Issues like copyright infringement, film piracy, camcording and content leakage weaken the industry by hampering the deserved revenue production. Economies with supportive copyright protection are at least 30% more likely to have larger and more dynamic content and media sectors that are countries with less favorable IP regime.
High prices for media goods, low incomes, and cheap digital technologies are the main ingredients of global media piracy. Media piracy arises when market failures meet increasingly cheap and improved infrastructures (bandwidth, hardware) of information transmission. Does this pose a problem to owners of copyright? Of course, it does, but there is nothing new about that. Every technological advancement starting from the print revolution has transformed the ways we access knowledge and culture and innovations in technology have also been accompanied by innovations in business models.
If a site has been blocked by the Indian government, a person going to the site will see a notice saying it has been blocked—using a VPN to circumvent the block to download the movie could then be construed as violating the Act. A legal crackdown helps—a study published by Technology Policy Institute (TPI) shows that France saw a 22-25% increase in digital music sales after the HADOPI anti-piracy law and Sweden saw a 36% increase after the IRDEP law, but the effects don’t last.
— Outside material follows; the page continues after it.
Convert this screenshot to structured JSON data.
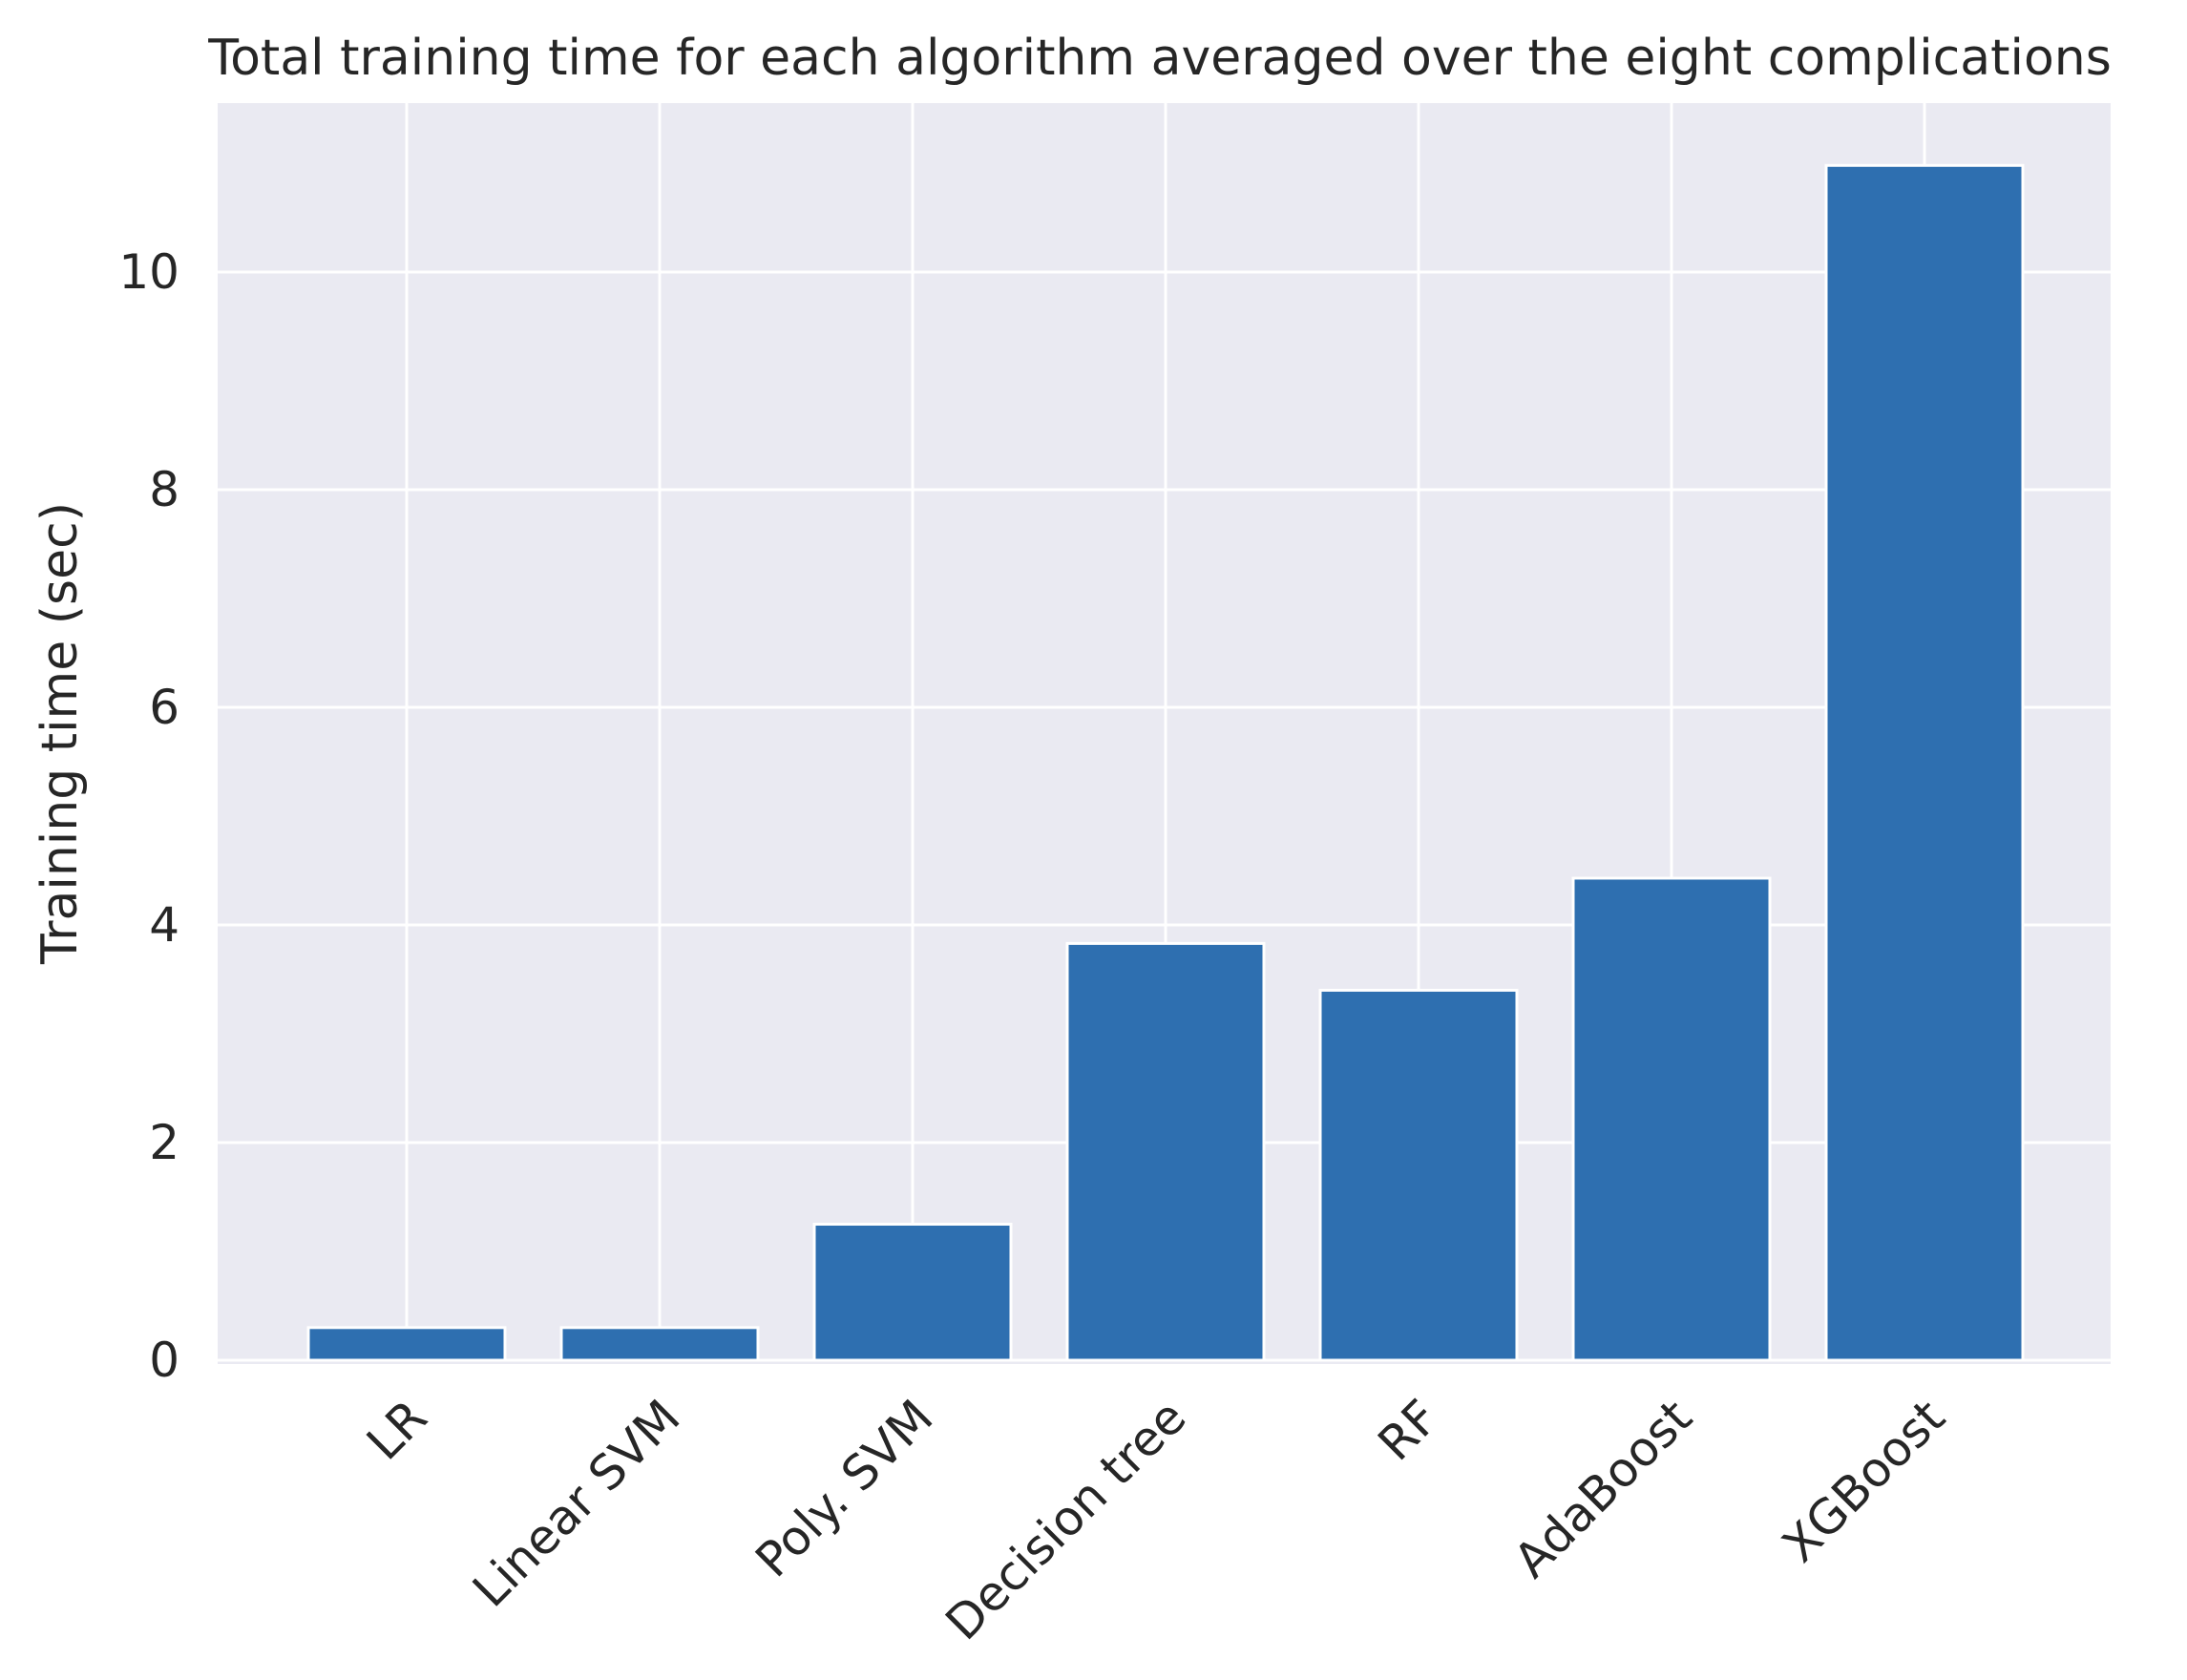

India’s film industry, said to be the largest globally with some 1,000 movies produced each year, earns around $2 billion from legitimate sources such as screening at theatres, home videos, and TV rights. But with $2.7 billion, piracy earns 35 percent more, and a way out has proved elusive.According to the latest KPMG-Ficci report on the Indian media and entertainment sector, the film industry here is projected to grow from Rs 138.2 billion ($2.09 billion) in 2015 to Rs 226.3 billion ($3.43 billion) by 2020 at an annual growth rate of 10.5 percent. But piracy could also grow exponentially unless checked. Adding another dimension, Patrick Kilbride, Executive Director for International IP with Global Intellectual Property Center of the US Chamber of Commerce, said piracy also limits the economic contribution which creativity can make in India.
Even as the film is released, the pirated copy of the same film becomes available in the ‘grey’ market within 1-2 days, at a price one tenth of the original. Duplication of content in the digital medium enables pirates to disrupt the chain of maximizing profits for distributors. While the costs of reproducing every duplicate copy constantly decreases, the quality of the content remains constant with each generation of duplication.